Out of curiosity, I decided to screen ground coffee with static headspace – gas chromatography – vacuum ultraviolet spectroscopy (HS-GC-VUV) for furan.  Figure 1 shows a HS-GC-VUV chromatogram, rich with volatile organic compounds. Furan is present along with additional furan compounds such as 2-methylfuran and 2,5-dimethylfuran. Figure 2 shows the VUV absorbance spectra of the furan compounds, which are distinct from one another, and from other compounds in coffee, mainly due to strong absorbance features in the 180-240 nm wavelength range.

Furan in coffee

Figure 1. HS-GC-VUV chromatogram of coffee grounds, showing a subset of volatile organic peaks identified by their absorbance spectra.

furan in coffee

Figure 2. Vacuum ultraviolet absorbance spectra of Furan, 2-Methylfuran, and 2,5-Dimethylfuran, compounds that occur in ground coffee.

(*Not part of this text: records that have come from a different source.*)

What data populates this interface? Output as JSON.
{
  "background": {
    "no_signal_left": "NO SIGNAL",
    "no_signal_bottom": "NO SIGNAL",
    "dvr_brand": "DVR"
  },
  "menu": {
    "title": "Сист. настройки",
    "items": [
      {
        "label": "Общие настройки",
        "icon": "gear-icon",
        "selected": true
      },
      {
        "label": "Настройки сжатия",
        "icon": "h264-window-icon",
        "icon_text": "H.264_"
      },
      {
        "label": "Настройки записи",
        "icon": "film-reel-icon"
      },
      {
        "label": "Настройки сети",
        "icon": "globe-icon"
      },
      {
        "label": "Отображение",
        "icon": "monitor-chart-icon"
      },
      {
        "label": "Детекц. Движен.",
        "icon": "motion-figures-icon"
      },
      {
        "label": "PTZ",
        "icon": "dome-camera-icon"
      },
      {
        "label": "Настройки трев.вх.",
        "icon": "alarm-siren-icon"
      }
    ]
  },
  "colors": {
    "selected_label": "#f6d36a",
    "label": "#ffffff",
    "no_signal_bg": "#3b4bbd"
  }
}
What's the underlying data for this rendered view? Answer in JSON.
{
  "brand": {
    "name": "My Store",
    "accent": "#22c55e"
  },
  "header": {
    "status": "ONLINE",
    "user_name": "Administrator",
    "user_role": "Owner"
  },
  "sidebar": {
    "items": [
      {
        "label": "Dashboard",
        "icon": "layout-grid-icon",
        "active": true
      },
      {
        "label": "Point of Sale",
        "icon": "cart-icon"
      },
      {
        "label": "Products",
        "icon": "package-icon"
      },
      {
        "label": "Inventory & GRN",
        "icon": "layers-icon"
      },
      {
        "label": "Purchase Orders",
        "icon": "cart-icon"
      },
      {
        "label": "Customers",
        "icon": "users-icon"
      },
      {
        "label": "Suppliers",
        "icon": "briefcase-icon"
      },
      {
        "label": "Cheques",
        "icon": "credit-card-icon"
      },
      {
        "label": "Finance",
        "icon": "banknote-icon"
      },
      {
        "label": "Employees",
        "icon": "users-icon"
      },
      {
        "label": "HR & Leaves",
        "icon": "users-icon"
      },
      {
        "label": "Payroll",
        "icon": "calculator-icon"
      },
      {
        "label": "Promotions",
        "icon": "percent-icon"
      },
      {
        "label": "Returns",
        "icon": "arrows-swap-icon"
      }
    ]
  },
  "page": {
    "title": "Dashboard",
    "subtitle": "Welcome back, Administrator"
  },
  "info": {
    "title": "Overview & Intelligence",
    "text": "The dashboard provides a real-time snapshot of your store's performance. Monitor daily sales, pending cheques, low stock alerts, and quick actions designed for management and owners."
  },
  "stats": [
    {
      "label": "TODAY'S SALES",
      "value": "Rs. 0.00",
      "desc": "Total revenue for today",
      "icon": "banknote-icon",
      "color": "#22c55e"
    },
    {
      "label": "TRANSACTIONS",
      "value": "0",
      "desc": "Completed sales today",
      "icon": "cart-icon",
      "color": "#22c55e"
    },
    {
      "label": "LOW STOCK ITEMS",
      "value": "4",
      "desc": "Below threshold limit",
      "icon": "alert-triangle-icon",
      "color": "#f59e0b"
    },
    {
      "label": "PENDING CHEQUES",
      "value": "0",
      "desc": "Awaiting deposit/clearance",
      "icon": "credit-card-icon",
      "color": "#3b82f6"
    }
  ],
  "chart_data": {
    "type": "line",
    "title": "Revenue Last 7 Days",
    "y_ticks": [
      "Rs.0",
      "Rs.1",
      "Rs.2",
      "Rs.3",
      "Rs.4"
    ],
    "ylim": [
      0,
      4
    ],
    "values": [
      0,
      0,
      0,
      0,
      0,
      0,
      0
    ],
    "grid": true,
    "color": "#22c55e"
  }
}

Their spectra are are easily discernible from one another, while also having similar features that help class them as furans.

The moral of this blog post is that GC-VUV can identify furan and a variety of other compounds present in ground coffee. So, even if you aren’t interested in furan, perhaps there are other compounds of interest that GC-VUV could detect! I hope you enjoyed this quick post and learned a thing or two. I know I did!

2 responses to “Screening Your Coffee for Furan with GC-VUV”

  1. This is fascinating work and it looks like you got good resolution which is a bonus when dealing with matrix. Would not hurt to show absorbance spectra for #14 just to illustrate how easily those two can be differentiated using VUV. I’m curious about what stationary phase you used to get the separation? Thanks again for sharing your work.

  2. James Diekmann says:

    Hi Chris! Thanks for leaving the comment. This was a fun little experiment to do. The column we used was an Rxi-624Sil (30m, 0.25mmid, 1.4umdf). Point taken about the spectral differences for peak #14. Perhaps, I’ll create a blog post highlighting VUV’s differentiation in this matrix . Hope I answered your question!